By the time he took down his 600-pounder, he’d had the experience of Matthews’ hunt, and the two of them were together on an airboat.

They were more confident, although fear didn’t play much of a role in the first harvest: “You don’t have time to be scared,” Matthews said.

The second gator dove after they’d hooked him, so they got a hand line in him. After a fight, they started moving him to the boat. Since Matthews’ 7-foot rod was broken in the battle, he was the one to fire the crossbow. Then Haywood handed off his rod and got the bang stick.

“The only other thing that’s ever gotten me pumped up as much as this is bear hunting with dogs – having a 500-pound bear 5 feet in front of you. And I’ve got Brett wanting to do that now,” Haywood said.

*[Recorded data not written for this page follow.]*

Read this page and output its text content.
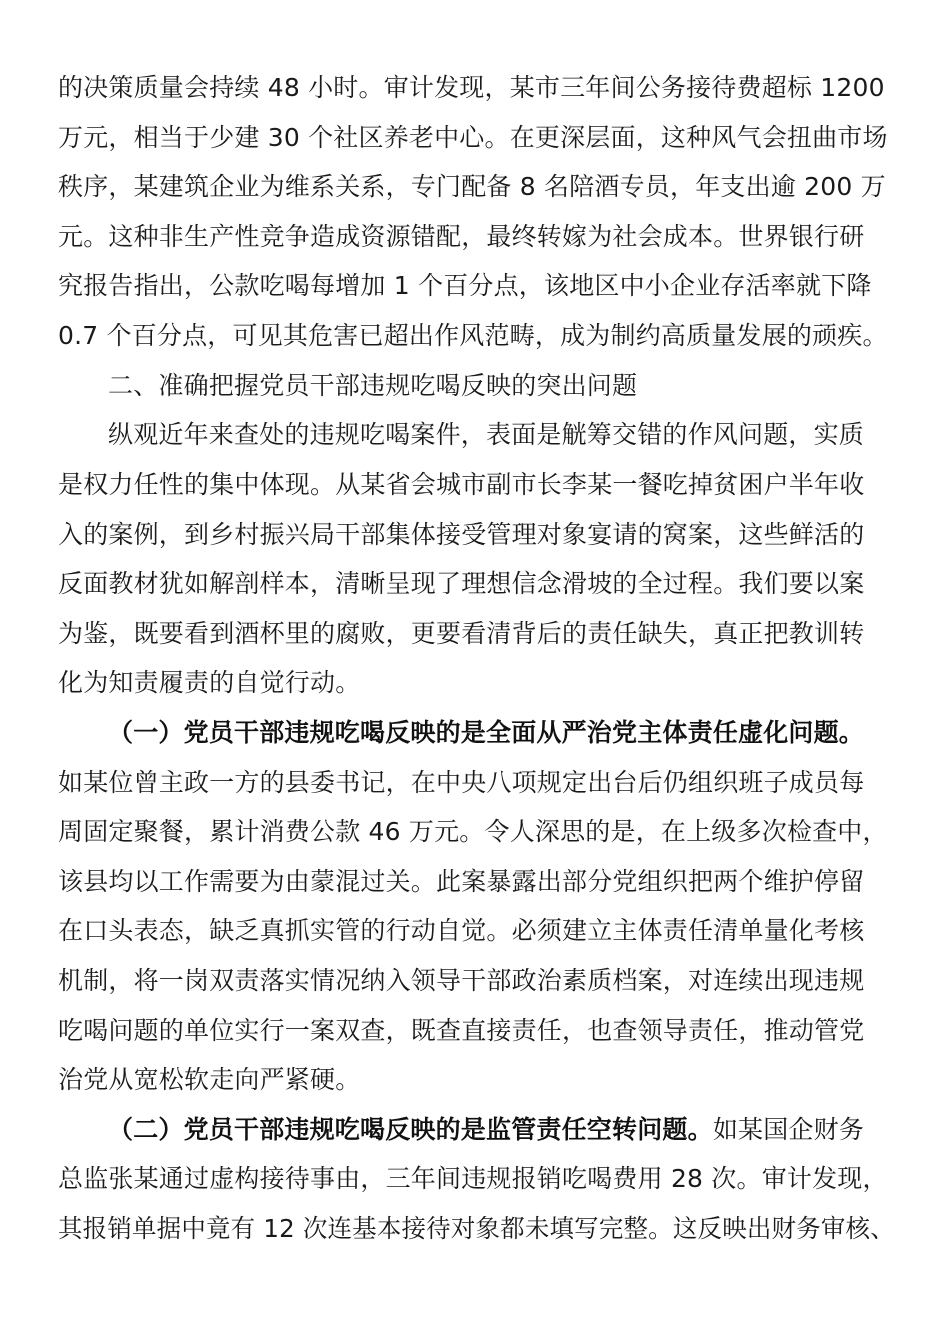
的决策质量会持续 48 小时。审计发现，某市三年间公务接待费超标 1200
万元，相当于少建 30 个社区养老中心。在更深层面，这种风气会扭曲市场
秩序，某建筑企业为维系关系，专门配备 8 名陪酒专员，年支出逾 200 万
元。这种非生产性竞争造成资源错配，最终转嫁为社会成本。世界银行研
究报告指出，公款吃喝每增加 1 个百分点，该地区中小企业存活率就下降
0.7 个百分点，可见其危害已超出作风范畴，成为制约高质量发展的顽疾。
二、准确把握党员干部违规吃喝反映的突出问题
纵观近年来查处的违规吃喝案件，表面是觥筹交错的作风问题，实质
是权力任性的集中体现。从某省会城市副市长李某一餐吃掉贫困户半年收
入的案例，到乡村振兴局干部集体接受管理对象宴请的窝案，这些鲜活的
反面教材犹如解剖样本，清晰呈现了理想信念滑坡的全过程。我们要以案
为鉴，既要看到酒杯里的腐败，更要看清背后的责任缺失，真正把教训转
化为知责履责的自觉行动。
（一）党员干部违规吃喝反映的是全面从严治党主体责任虚化问题。
如某位曾主政一方的县委书记，在中央八项规定出台后仍组织班子成员每
周固定聚餐，累计消费公款 46 万元。令人深思的是，在上级多次检查中，
该县均以工作需要为由蒙混过关。此案暴露出部分党组织把两个维护停留
在口头表态，缺乏真抓实管的行动自觉。必须建立主体责任清单量化考核
机制，将一岗双责落实情况纳入领导干部政治素质档案，对连续出现违规
吃喝问题的单位实行一案双查，既查直接责任，也查领导责任，推动管党
治党从宽松软走向严紧硬。
（二）党员干部违规吃喝反映的是监管责任空转问题。如某国企财务
总监张某通过虚构接待事由，三年间违规报销吃喝费用 28 次。审计发现，
其报销单据中竟有 12 次连基本接待对象都未填写完整。这反映出财务审核、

The stories, the laughs and the memories of their gator hunt have had an odd effect on friends who hear them.

“People that thought we were crazy before we went, now they want to go do it,” Haywood said.

“They’ve heard the stories, they’ve heard about how me and Brett carried on back and forth while we fought the gators, having so much fun, and now they want to jump on the bandwagon.”

They have an unforgettable story to tell. And they’ll soon have the full-body mounts to prove it. And maybe there’s no better bonding than taking down a monstrous relic who could easily snap your femur in half.

Could be great – but I still think they’re crazy.